Divorce happens and it happens to everyone. Doctors, lawyers and teachers -- to name only a few -- no profession is immune to the hardships of marriage that often lead to divorce. For some, though, the stakes are often higher. This includes not only high-wage earners, but also business owners, as many worry about the future of their business and if their ex-spouse will end up getting more than their fair share.
If you are a business owner in Texas and plan to file for divorce, or you have reason to believe your spouse will, now is the time to act when it comes to figuring out property division. At Katie L. Lewis, P.C. we frequently represent business owners in divorce. We firmly believe the more preparation, the better and encourage business owners to reach out to an attorney as soon as they realize divorce is on the horizon.
Business owners find themselves in unique situations. Below are some of the more frequent questions.
Is my business subject to property division in divorce?
Texas is a community property state. What this means is that typically all property accrued during the time of marriage is considered marital property and is subject to division in divorce. For a business owner, this means that without a prenuptial agreement - or shareholder, partnership or operating agreement previously in place -- the business is something that will most likely be considered marital property.

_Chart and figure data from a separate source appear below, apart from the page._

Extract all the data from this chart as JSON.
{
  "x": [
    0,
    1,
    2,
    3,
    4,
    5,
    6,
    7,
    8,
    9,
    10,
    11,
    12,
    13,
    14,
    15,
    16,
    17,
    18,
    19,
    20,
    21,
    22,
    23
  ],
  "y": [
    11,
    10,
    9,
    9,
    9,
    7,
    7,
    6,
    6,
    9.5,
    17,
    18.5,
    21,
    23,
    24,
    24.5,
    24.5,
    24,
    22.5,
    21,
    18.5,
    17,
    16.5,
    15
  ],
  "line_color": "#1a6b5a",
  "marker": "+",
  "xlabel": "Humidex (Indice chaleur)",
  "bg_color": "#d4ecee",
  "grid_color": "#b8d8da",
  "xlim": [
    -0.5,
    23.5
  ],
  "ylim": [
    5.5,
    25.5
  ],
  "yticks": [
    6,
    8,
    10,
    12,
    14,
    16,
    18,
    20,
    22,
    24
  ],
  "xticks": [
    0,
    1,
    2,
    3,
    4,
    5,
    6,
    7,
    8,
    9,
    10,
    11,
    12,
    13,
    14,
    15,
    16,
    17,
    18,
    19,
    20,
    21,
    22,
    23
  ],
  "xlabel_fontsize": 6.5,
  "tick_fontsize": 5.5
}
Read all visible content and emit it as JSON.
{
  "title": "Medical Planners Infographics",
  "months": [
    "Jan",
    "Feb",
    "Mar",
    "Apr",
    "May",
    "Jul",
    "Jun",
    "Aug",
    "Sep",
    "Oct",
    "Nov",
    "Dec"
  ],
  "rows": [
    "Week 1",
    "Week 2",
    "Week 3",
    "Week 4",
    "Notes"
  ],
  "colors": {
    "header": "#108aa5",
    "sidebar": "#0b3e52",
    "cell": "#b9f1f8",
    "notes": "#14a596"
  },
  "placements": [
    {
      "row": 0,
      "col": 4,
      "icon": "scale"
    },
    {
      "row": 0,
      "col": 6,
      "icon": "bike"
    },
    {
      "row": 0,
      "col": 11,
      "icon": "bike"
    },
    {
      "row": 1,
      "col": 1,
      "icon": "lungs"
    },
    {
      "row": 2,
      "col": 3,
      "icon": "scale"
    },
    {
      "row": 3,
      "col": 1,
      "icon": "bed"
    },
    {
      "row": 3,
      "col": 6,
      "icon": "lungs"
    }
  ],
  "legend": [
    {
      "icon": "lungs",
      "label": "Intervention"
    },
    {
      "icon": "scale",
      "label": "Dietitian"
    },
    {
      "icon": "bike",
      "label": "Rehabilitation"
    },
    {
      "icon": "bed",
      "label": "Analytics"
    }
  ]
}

What is important to remember is that this does not mean that one spouse needs to give everything up, or give up their dreams. Rather, you will just want to bring all documentation regarding the business, its assets and other assets -- such as retirement funds, real estate and other investments -- to an attorney to start having discussions on what property division as a whole could end up looking like.
Is the valuation for divorce different from valuation for selling purposes?
Quite often, a business owner will come in saying he or she knows the exact value of their business due to an evaluation that was done prior for possible selling purposes. However, know this is not the same as a valuation for property division in divorce. Rather, the process for protecting one's business and quantifying assets for divorce is different.
What can I do to best protect my business?
When it comes to figuring out and dividing the assets of a business, one does not want to try to go at divorce alone. Nor, should anyone feel pressured to accept an offer without fully realizing its implications. There is simply too much at stake. An attorney will be able to examine the specifics of your business and your divorce situation and work with experts in the field to make sure that all marital and separate property is properly traced from the very beginning.